A reintegração de posse de Pinheirinho prejudicou 20 mil pessoas acomodadas em alojamentos cedidos pela prefeitura. Parte ainda está morando em casa de amigos, parentes ou até mesmo nas ruas. Um dos ex-ocupantes de Pinheirinho é Vanderlei, de 37 anos, que teve uma costela quebrada por um policial da ROCAM durante a ação de despejo, ao tentar ajudar um jovem jornalista que estava sendo espancado pelo PM.
Vanderlei, que morava há quatro anos no Pinheirinho, e que tem uma esposa e filha de dez meses, conta que a situação nos alojamentos é ruim e humilhante, com pessoas dividindo banheiros, crianças tendo que tomar mamadeira estragada, e assistentes sociais oferecendo passagens para as famílias voltarem para as regiões Norte ou Nordeste do país. "Os abrigos da prefeitura parecem verdadeiros campos de concentração. Ninguém pode mais entrar ou sair depois das dez horas da noite".
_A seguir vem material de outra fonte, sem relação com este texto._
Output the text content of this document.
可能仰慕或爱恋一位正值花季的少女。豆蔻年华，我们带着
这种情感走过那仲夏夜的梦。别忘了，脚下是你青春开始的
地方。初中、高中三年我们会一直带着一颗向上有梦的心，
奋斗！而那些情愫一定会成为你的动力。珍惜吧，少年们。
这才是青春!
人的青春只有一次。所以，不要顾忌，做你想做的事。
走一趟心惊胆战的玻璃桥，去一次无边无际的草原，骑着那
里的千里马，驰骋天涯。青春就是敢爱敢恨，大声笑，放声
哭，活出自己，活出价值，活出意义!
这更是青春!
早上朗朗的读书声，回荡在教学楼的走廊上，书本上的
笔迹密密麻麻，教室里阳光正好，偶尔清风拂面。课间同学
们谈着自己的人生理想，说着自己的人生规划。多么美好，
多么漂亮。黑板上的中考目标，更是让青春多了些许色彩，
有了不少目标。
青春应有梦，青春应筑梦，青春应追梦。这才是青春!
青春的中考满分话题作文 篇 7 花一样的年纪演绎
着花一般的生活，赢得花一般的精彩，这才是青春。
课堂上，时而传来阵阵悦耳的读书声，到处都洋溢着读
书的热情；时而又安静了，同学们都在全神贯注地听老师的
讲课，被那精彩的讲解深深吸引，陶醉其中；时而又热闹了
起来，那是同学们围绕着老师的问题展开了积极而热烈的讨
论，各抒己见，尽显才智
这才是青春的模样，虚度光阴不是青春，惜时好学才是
Há sete anos a situação do terreno é de litígio. As famílias começaram a ocupar Pinheirinho depois de esperarem por casas da CDHU prometidas pela prefeitura e Estado durante anos. Como nunca eram entregues, decidiram construir com as próprias mãos, e assim deram origem ao bairro, em 2004. A decisão de reintegração de posse foi finalmente dada pela Justiça Estadual, em janeiro de 2012. A 18ª Vara Cível de São Paulo pediu a suspensão da ação por 15 dias, contados a partir do dia 18 de janeiro, até que se discutisse uma saída para os moradores que ficariam desalojados. O que não foi acatado pelo estado. No domingo, 22 de janeiro, dois mil soldados, entre policiais militares e Guarda Civil Metropolitana, invadiram o bairro e retiraram de surpresa as seis mil famílias.